Similarly, in 2009, a federal district court ruled in favor of CBS Interactive, which operated traditional online fantasy football competitions on cbssports.com. Prior to the 2008 NFL regular season, CBS Interactive entered into licensing agreements with an NFLPA rights holder. Those agreements authorized CBS to use, in connection with its fantasy football games, the “names, likenesses (including without limitation, [jersey] numbers), pictures, photographs, voices, facsimile signatures and/or biographical information” of individual NFL players who had entered into certain group licensing agreements. But after the Eighth Circuit’s CBC Distribution decision, CBS decided not to renew its license and instead sought a declaratory judgment that its use of the NFL players’ information was lawful. The District Court of Minnesota agreed, and extended the Eighth Circuit’s holding to CBS’s online fantasy football games.
Conversely, litigation surrounding the use of players’ likenesses in video games (EA Sports’ well-known Madden and NCAA Football titles) has been somewhat less clear-cut, and on balance has favored the players’ publicity rights. Potentially as a result of the video game litigation, EA Sports no longer makes NCAA-related sports video games, and holds licenses with rights holders for the pro leagues and players for its other sports-based titles.
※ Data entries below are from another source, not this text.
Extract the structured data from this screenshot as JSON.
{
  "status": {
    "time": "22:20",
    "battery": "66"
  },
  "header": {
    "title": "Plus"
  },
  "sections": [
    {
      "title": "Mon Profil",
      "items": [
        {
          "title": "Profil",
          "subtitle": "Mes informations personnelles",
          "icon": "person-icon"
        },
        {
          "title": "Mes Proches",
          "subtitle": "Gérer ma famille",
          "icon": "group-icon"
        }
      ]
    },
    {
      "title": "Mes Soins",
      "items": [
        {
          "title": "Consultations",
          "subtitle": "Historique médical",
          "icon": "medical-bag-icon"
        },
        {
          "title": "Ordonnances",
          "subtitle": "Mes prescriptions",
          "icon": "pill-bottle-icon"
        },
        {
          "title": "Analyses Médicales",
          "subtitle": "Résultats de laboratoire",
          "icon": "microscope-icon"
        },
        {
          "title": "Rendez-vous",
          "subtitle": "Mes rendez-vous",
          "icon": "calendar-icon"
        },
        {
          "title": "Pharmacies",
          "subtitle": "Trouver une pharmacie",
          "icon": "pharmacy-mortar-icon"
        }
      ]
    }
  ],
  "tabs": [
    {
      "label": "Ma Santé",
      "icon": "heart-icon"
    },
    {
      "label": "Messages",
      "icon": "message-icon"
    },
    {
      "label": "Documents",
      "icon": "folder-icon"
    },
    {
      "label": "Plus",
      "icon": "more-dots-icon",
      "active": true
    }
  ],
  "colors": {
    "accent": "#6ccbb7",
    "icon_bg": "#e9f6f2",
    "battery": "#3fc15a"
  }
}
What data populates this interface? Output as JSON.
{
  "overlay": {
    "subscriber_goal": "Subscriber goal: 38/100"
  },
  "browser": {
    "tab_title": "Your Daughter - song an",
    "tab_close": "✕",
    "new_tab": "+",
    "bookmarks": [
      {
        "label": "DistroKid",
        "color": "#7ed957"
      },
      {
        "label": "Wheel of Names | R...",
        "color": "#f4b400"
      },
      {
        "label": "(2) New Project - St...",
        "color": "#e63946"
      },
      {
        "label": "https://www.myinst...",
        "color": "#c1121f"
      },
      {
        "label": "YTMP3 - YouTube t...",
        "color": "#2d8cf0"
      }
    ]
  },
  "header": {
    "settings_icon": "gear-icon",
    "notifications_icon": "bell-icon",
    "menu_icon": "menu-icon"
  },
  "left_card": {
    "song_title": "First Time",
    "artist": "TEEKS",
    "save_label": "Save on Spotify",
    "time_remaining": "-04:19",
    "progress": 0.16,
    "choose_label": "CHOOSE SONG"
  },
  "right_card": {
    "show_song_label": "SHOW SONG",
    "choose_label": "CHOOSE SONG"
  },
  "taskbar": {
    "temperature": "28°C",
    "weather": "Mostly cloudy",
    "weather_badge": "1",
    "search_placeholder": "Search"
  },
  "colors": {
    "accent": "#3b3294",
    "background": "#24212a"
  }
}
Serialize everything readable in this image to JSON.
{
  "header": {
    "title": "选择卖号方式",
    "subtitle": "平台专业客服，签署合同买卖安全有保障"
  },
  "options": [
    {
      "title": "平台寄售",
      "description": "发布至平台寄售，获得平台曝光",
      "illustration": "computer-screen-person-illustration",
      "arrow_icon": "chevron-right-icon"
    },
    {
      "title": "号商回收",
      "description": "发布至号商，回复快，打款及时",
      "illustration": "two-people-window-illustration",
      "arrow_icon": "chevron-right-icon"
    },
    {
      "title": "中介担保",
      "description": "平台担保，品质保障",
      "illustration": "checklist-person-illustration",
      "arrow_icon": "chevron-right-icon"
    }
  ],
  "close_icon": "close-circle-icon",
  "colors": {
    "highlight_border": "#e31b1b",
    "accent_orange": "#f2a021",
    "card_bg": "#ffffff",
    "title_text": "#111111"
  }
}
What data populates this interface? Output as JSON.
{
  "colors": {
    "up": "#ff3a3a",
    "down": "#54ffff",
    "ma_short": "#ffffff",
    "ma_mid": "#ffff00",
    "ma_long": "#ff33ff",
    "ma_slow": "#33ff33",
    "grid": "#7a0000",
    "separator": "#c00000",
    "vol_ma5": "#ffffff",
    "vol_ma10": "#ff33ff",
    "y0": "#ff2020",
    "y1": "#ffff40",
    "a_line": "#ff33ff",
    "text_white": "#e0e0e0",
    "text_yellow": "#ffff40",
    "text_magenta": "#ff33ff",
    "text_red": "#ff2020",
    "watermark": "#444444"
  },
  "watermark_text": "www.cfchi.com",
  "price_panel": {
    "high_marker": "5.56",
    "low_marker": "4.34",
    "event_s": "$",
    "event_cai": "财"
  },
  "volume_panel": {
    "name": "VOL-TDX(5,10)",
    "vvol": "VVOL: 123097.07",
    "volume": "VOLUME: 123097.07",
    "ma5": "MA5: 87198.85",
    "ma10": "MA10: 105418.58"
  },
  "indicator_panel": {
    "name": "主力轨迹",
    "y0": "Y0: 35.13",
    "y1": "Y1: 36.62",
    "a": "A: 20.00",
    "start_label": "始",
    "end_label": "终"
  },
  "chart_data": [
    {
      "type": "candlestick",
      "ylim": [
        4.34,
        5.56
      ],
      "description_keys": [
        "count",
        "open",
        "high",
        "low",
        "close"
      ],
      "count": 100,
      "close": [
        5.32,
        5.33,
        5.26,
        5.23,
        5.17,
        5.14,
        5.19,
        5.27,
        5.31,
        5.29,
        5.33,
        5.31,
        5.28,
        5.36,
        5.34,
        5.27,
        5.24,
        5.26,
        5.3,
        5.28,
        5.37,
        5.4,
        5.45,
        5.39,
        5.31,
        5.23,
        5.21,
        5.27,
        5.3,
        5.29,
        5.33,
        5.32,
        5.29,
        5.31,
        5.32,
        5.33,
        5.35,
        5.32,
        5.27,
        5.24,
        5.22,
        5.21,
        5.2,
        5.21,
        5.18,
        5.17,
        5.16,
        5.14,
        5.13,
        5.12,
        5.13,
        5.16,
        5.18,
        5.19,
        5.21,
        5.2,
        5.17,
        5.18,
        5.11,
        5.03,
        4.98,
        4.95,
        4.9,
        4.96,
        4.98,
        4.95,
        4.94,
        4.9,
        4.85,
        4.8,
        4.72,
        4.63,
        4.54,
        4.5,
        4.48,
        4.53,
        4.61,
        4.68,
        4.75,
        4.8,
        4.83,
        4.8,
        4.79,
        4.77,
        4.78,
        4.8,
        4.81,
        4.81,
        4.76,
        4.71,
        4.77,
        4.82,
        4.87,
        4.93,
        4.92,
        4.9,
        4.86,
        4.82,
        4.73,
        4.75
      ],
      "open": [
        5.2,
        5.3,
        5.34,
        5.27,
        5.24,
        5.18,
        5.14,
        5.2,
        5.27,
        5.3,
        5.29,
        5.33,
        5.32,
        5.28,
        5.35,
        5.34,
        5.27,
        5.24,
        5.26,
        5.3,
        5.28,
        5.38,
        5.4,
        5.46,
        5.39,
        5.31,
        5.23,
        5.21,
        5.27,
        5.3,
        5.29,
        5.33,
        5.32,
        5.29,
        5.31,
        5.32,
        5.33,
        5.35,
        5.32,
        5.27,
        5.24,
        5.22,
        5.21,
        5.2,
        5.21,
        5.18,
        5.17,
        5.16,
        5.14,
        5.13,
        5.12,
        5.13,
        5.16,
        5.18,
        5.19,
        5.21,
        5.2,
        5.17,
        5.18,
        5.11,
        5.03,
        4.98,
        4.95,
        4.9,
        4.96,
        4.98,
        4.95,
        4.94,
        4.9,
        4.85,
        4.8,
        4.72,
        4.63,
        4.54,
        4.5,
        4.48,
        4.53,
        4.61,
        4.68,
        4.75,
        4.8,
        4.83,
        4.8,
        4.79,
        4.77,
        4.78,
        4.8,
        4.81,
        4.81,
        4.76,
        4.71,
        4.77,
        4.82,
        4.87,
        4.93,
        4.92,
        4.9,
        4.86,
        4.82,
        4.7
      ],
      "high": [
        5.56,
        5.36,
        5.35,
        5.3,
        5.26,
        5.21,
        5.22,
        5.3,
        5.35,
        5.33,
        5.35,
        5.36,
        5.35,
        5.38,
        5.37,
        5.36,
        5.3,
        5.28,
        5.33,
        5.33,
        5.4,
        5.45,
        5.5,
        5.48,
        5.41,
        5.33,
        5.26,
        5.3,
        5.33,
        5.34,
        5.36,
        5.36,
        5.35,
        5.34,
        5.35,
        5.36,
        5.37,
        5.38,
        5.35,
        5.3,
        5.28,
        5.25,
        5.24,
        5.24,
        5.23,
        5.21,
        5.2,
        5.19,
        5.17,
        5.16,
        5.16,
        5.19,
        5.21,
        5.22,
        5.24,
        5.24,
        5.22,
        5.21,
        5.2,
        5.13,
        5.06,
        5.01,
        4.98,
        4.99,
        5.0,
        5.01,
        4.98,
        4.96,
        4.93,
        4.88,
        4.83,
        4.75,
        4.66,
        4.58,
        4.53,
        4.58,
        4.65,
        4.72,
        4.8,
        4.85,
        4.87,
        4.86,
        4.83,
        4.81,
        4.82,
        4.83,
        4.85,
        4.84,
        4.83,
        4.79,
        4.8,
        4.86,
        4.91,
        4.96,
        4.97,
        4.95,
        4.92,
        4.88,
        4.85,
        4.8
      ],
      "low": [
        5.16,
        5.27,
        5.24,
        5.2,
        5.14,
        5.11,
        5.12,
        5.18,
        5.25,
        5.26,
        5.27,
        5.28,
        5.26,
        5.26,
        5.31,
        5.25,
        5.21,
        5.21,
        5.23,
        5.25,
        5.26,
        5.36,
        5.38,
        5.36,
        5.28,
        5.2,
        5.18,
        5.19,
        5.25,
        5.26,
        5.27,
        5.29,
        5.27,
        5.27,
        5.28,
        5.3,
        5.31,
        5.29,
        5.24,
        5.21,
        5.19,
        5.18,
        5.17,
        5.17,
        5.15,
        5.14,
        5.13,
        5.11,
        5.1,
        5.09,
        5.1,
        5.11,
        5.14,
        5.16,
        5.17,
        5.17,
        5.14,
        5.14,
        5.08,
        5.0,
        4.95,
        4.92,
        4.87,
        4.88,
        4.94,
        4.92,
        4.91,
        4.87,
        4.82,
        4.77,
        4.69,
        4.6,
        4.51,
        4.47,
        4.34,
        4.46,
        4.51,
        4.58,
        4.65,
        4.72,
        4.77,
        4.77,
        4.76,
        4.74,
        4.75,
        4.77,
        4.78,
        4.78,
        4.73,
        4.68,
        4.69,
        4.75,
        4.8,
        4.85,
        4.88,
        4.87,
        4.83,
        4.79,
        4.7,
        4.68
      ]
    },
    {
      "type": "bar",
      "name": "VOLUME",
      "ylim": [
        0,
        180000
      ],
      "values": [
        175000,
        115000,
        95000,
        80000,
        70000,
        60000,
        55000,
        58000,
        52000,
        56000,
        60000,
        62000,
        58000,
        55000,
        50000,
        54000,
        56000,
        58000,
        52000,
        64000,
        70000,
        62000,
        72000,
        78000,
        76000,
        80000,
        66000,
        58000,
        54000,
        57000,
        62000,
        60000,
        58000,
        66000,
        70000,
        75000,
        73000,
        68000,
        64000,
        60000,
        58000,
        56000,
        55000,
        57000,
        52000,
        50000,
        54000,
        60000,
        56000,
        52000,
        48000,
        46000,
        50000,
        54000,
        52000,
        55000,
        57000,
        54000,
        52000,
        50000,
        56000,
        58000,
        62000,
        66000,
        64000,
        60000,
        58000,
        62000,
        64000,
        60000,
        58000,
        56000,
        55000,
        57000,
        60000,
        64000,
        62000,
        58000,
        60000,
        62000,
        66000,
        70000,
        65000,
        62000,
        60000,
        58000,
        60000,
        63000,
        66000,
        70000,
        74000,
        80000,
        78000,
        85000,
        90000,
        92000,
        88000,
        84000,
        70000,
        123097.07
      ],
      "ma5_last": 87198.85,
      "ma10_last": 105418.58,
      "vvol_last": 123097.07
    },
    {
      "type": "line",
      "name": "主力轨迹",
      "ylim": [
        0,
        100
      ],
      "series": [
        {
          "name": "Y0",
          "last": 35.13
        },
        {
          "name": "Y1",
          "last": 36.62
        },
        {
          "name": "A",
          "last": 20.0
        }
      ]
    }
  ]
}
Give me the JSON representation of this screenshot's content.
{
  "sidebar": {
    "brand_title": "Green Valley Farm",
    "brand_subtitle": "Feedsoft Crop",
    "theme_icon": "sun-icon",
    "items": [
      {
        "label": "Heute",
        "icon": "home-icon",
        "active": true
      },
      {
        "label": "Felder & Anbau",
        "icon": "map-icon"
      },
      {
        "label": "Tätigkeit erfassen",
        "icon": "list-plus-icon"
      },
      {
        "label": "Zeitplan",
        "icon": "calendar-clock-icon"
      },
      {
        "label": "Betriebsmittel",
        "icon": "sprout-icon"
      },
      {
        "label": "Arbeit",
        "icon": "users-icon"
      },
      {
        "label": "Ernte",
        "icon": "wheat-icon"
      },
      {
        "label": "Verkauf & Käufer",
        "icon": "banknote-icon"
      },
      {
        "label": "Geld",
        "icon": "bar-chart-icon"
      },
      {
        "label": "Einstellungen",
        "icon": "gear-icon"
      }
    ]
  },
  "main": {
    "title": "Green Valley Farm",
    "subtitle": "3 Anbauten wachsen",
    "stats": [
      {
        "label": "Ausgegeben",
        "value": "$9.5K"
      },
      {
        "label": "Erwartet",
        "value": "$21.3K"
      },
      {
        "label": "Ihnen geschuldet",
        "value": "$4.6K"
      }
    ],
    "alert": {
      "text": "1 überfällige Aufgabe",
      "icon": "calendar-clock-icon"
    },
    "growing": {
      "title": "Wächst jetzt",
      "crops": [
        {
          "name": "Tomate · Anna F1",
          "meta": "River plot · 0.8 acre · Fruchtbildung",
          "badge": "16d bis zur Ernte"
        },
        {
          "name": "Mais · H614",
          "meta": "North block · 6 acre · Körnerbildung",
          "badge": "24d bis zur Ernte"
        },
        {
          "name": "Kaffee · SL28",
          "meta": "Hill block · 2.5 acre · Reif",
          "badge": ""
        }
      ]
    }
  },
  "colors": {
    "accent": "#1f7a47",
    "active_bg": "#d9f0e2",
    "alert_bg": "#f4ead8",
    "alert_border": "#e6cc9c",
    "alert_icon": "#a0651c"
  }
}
So where does Daniels leave the players in respect to daily fantasy providers? The DFS operators already have licensing agreements with major leagues and players’ associations, so the unlicensed use of player info is already more of an exception rather than a rule.
The legal and business landscape has also changed significantly since this litigation began in 2016. Now, after last May’s decision by the Supreme Court that opened a path to the legalization of sports betting, many leagues are softening their stances to sports gambling, and instead trying to find a way to work with the DFS and gambling providers instead of against them. And the operators have larger interests and incentives to strike licensing deals with the leagues and players’ associations—like the frictionless access to data, sponsorship, and advertising capabilities—that would likely also involve the license to use player information for their DFS and sports betting products.
The ruling in Daniels is narrow, applying only one specific statutory exception of Indiana’s right of publicity law to daily online fantasy sports. The court left open the possibility that there could be a viable claim if a DFS (or sports gambling) product crossed the line from a “newsworthy” use to one that implies an endorsement or affiliation between a player and the product. Daniels is almost certainly not the last case that will need to be litigated as the courts work out the limits on fantasy sports and sports betting.